R

R is an open-source programming environment, for statistical computing and data visualization, among other capabilities.

Exercises

  1. Open R (no RStudio):
  • use it as a scientific calculator
  • assign values or arithmetic (¿ x = 3 o x <- 3 ?) formulas to R objects (variables)
  • edit calculations and formulas
  1. Look up R menus

extra

Why use R?

RStudio

Programming, editing, project management, and other procedures in R, are more easy and efficient using an integrated development environment (IDE), and the most used and versatile is RStudio.

Exercises

  1. Open RStudio:
  • browse all the components of the interface
  • establish a Working Directory
  • create a R Script (compare with the R console)
  • write code to calculate the area of a geometric surface, and run it
  • explore other windows and menus of RStudio
  • load packages: ggplot2, ggversa

extra

Packages


R Markdown (or R Notebook)

As important as carrying out the data analysis of an investigation (main objective of this workshop), it is also important to communicate the results to an audience, and receive acknowledgement and comments about them.

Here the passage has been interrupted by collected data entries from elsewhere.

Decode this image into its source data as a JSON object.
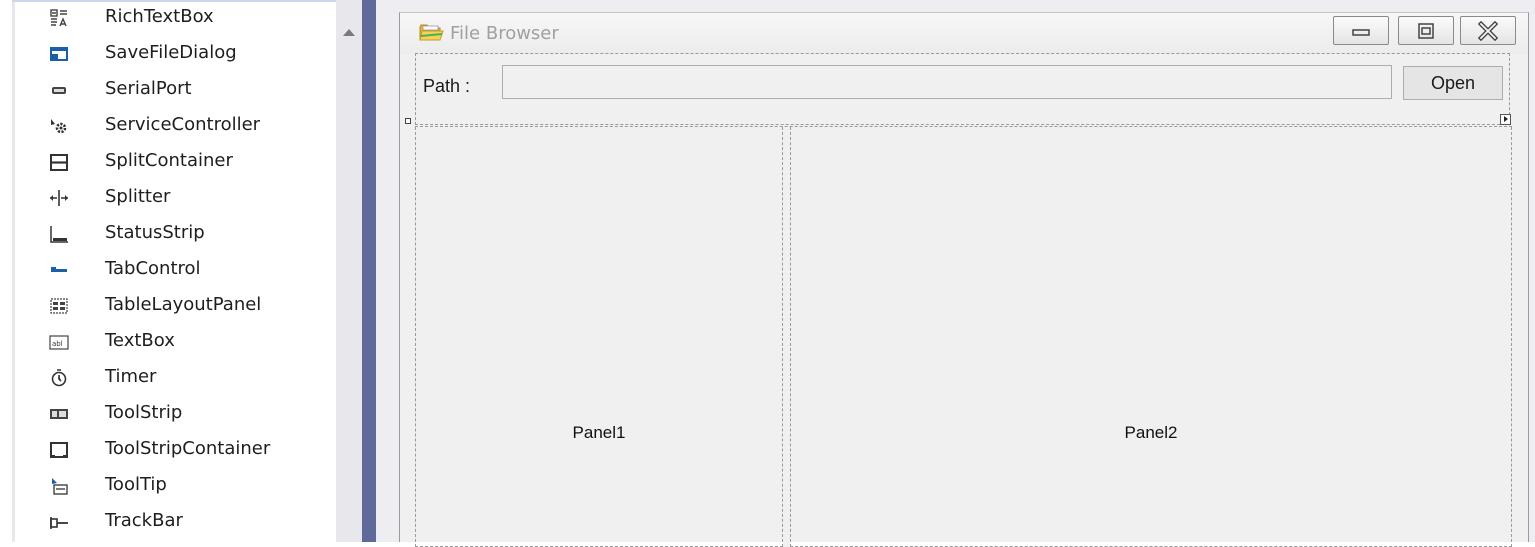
{
  "toolbox": {
    "items": [
      {
        "label": "RichTextBox",
        "icon": "richtextbox-icon"
      },
      {
        "label": "SaveFileDialog",
        "icon": "savefiledialog-icon"
      },
      {
        "label": "SerialPort",
        "icon": "serialport-icon"
      },
      {
        "label": "ServiceController",
        "icon": "servicecontroller-icon"
      },
      {
        "label": "SplitContainer",
        "icon": "splitcontainer-icon"
      },
      {
        "label": "Splitter",
        "icon": "splitter-icon"
      },
      {
        "label": "StatusStrip",
        "icon": "statusstrip-icon"
      },
      {
        "label": "TabControl",
        "icon": "tabcontrol-icon"
      },
      {
        "label": "TableLayoutPanel",
        "icon": "tablelayoutpanel-icon"
      },
      {
        "label": "TextBox",
        "icon": "textbox-icon"
      },
      {
        "label": "Timer",
        "icon": "timer-icon"
      },
      {
        "label": "ToolStrip",
        "icon": "toolstrip-icon"
      },
      {
        "label": "ToolStripContainer",
        "icon": "toolstripcontainer-icon"
      },
      {
        "label": "ToolTip",
        "icon": "tooltip-icon"
      },
      {
        "label": "TrackBar",
        "icon": "trackbar-icon"
      }
    ]
  },
  "form": {
    "title": "File Browser",
    "icon": "folder-icon",
    "path_label": "Path :",
    "path_value": "",
    "open_button": "Open",
    "panel1_label": "Panel1",
    "panel2_label": "Panel2"
  },
  "colors": {
    "separator": "#5f6a9b",
    "designer_background": "#eeeef2",
    "form_background": "#f0f0f0"
  }
}
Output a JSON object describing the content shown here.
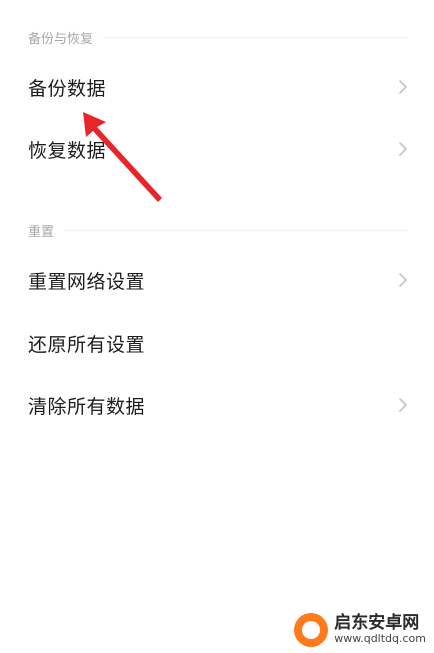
{
  "sections": [
    {
      "header": "备份与恢复",
      "items": [
        {
          "label": "备份数据",
          "chevron": true
        },
        {
          "label": "恢复数据",
          "chevron": true
        }
      ]
    },
    {
      "header": "重置",
      "items": [
        {
          "label": "重置网络设置",
          "chevron": true
        },
        {
          "label": "还原所有设置",
          "chevron": false
        },
        {
          "label": "清除所有数据",
          "chevron": true
        }
      ]
    }
  ],
  "annotation": {
    "color": "#e8262a"
  },
  "watermark": {
    "title": "启东安卓网",
    "url": "www.qdltdq.com",
    "logo_color": "#ff7a1a"
  },
  "colors": {
    "background": "#ffffff",
    "header_text": "#a8a8a8",
    "item_text": "#1d1d1d",
    "chevron": "#c4c4c4"
  }
}
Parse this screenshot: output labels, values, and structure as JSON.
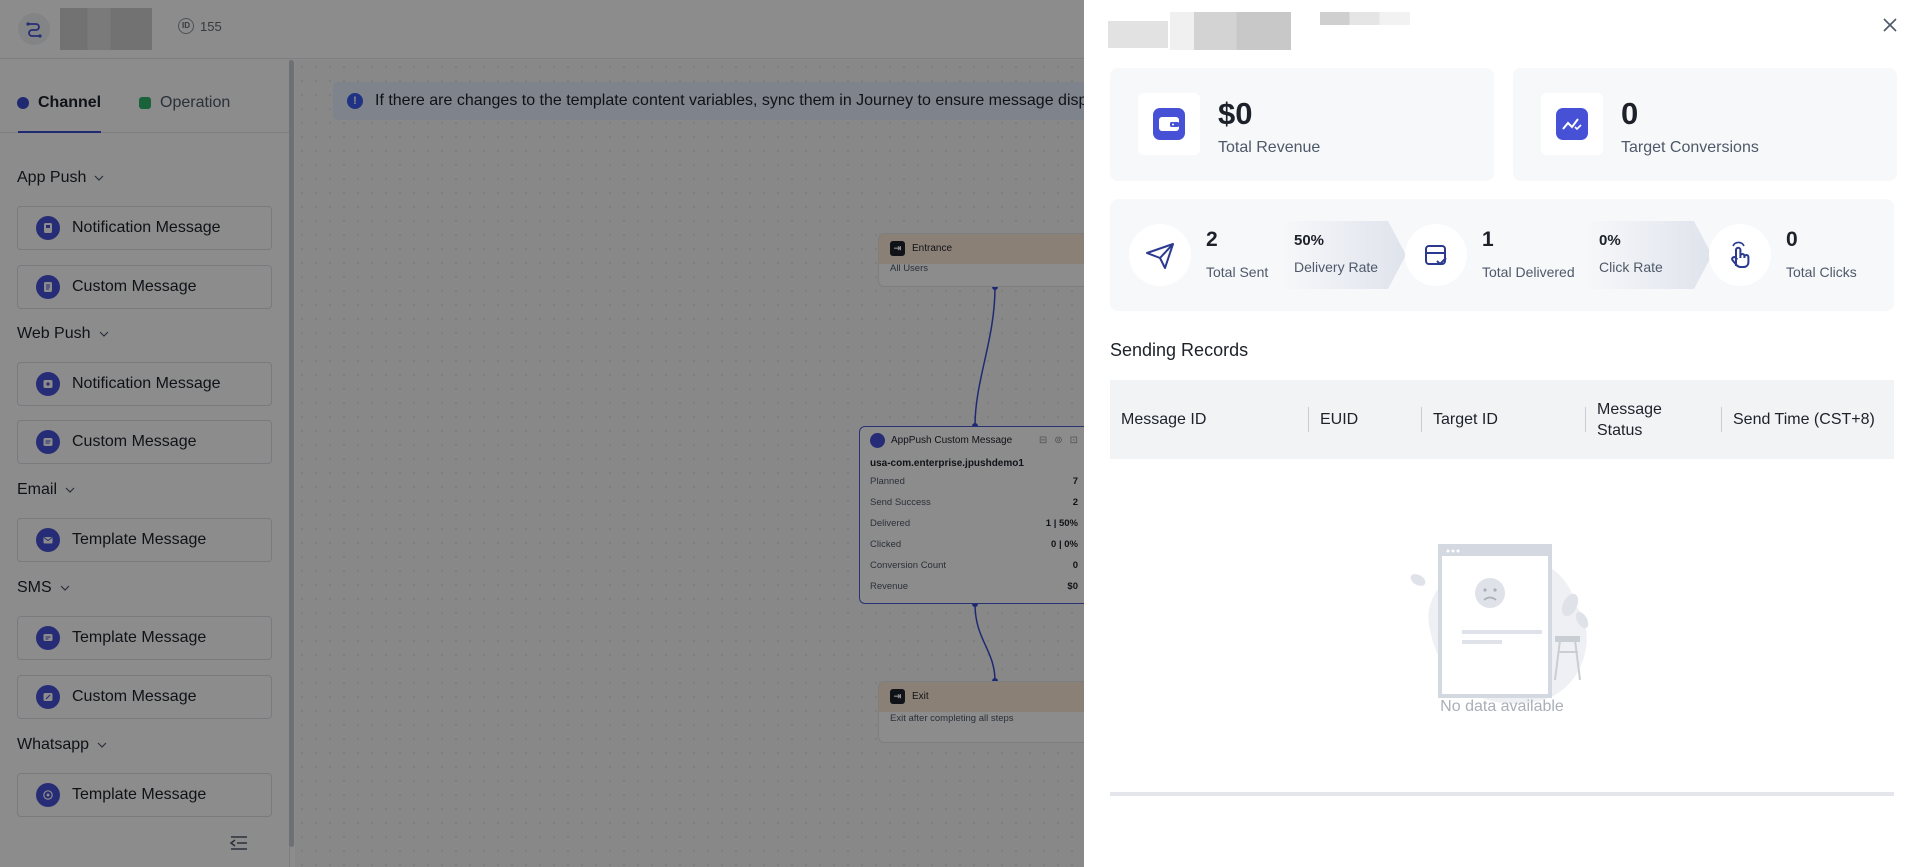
{
  "header": {
    "id_value": "155"
  },
  "sidebar": {
    "tabs": [
      {
        "label": "Channel",
        "color": "#3a4ccf"
      },
      {
        "label": "Operation",
        "color": "#2fb36b"
      }
    ],
    "groups": [
      {
        "title": "App Push",
        "items": [
          "Notification Message",
          "Custom Message"
        ]
      },
      {
        "title": "Web Push",
        "items": [
          "Notification Message",
          "Custom Message"
        ]
      },
      {
        "title": "Email",
        "items": [
          "Template Message"
        ]
      },
      {
        "title": "SMS",
        "items": [
          "Template Message",
          "Custom Message"
        ]
      },
      {
        "title": "Whatsapp",
        "items": [
          "Template Message"
        ]
      }
    ]
  },
  "canvas": {
    "notice": "If there are changes to the template content variables, sync them in Journey to ensure message display",
    "entrance": {
      "title": "Entrance",
      "subtitle": "All Users"
    },
    "message_node": {
      "title": "AppPush Custom Message",
      "app": "usa-com.enterprise.jpushdemo1",
      "stats": [
        {
          "label": "Planned",
          "value": "7"
        },
        {
          "label": "Send Success",
          "value": "2"
        },
        {
          "label": "Delivered",
          "value": "1 | 50%"
        },
        {
          "label": "Clicked",
          "value": "0 | 0%"
        },
        {
          "label": "Conversion Count",
          "value": "0"
        },
        {
          "label": "Revenue",
          "value": "$0"
        }
      ]
    },
    "exit": {
      "title": "Exit",
      "subtitle": "Exit after completing all steps"
    }
  },
  "drawer": {
    "kpis": [
      {
        "value": "$0",
        "label": "Total Revenue",
        "icon": "wallet-icon"
      },
      {
        "value": "0",
        "label": "Target Conversions",
        "icon": "trend-chart-icon"
      }
    ],
    "funnel": {
      "sent": {
        "value": "2",
        "label": "Total Sent"
      },
      "delivery_rate": {
        "value": "50%",
        "label": "Delivery Rate"
      },
      "delivered": {
        "value": "1",
        "label": "Total Delivered"
      },
      "click_rate": {
        "value": "0%",
        "label": "Click Rate"
      },
      "clicks": {
        "value": "0",
        "label": "Total Clicks"
      }
    },
    "records_title": "Sending Records",
    "table_columns": [
      "Message ID",
      "EUID",
      "Target ID",
      "Message Status",
      "Send Time (CST+8)"
    ],
    "empty_text": "No data available"
  },
  "colors": {
    "accent": "#4651d6",
    "overlay": "rgba(0,0,0,0.45)"
  }
}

Usually that aspect is addressed at the end (as in the workshop book: chapter 22), but if we do so, we can leave behind results, graphs, et c., which at some point we have to find, organize and move to a final document. In this workshop we will be working from the beginning, with a format that allows us to use the R platform for data analysis and visualization, while producing documents that contain text, codes and products (results and graphs) of the workshop activities.

Creating a R Notebook

(R Notebook is a R Markdown document, but with some extra options, like a Preview)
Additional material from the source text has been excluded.